Tuesday, October 19, 2004

New tools, old tools

I've added a a blogroll of my RSS feeds to this site. I thought I'd give Bloglines a try and see if I would rather use it than my desktop-based RSS aggregator. So far, I'm underwhelmed; I like the fact that I can get at my feeds from multiple computers, but that's about it. The notifier that it uses basically only puts a teeeeny tiny little red dot on the icon when there's a new article - I suppose the dot has a number on it, but with my icon in the Dock it's too small to see, and the icon in DragThing doesn't acquire the number at all so it really doesn't do me any good there - you click on it and you just get sent to the Bloglines page, hey ho.

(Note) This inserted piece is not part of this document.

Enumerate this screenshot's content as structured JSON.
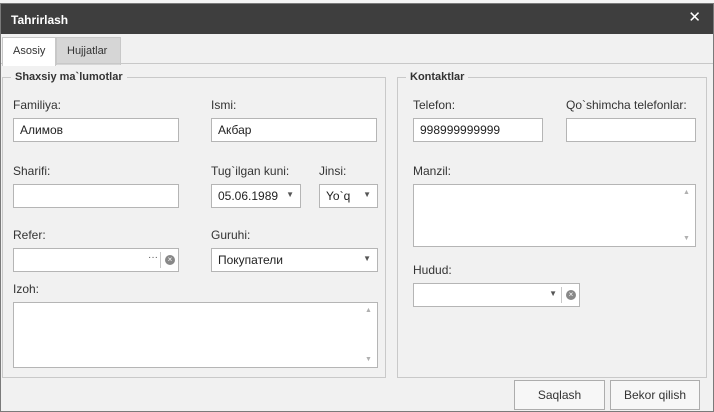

In another computer news, I finally sold my beautiful little tangerine clamshell Revision A iBook. *sigh* I really loved that computer when I got it - it was such a comfortable laptop, so natural to use, and it served me well when I was commuting on the Long Island Railroad (*gag*) to New York every day. But I hadn't used it as a laptop in about two years, and it's rather hard to upgrade an original iBook - you can only use the original AirPort card on it (which is more expensive than the new Airport Extreme card!) and replacing the hard drive is a monumental, tech-savvy task. It has found a new home with a student here, and hopefully it will be well cared for. *sniff*

I have a question about blog audiences. Do people browsing blogs read more than the latest few entries, usually? Is everything I type pretty much forgotten after a day or two, except by the occasional search engine? How long does it take before my posts are considered stale? I'd invite you to comment, except that I know (thanks to reinvigorate) that very few people are reading this yet, and you probably won't respond. *thumbs nose*

1 Comments:

At 4:57 PM, Blogger Kirsten said...

Hey, thanks for commenting! You're my first response ever. *gives you cake*

Now that you mention it, search engines do direct me to a ton of useful blogs at the moment, and I do read old posts if they're valuable. But it looks like Google might soon be funnelling blogs off into their own search engine - see http://www.theregister.co.uk/2003/05/09/google_to_fix_blog_noise/ for more. That'll certainly affect the amount of incidental traffic we receive.

I guess people just wouldn't be as likely to comment on older posts, since they wouldn't expect somebody to check and respond. Of course, if you've set your blog to notify you when there are additional responses, and you allow comments indefinitely, it doesn't matter whether the comment comes a day later or six months later - you're still going to read it, more than likely!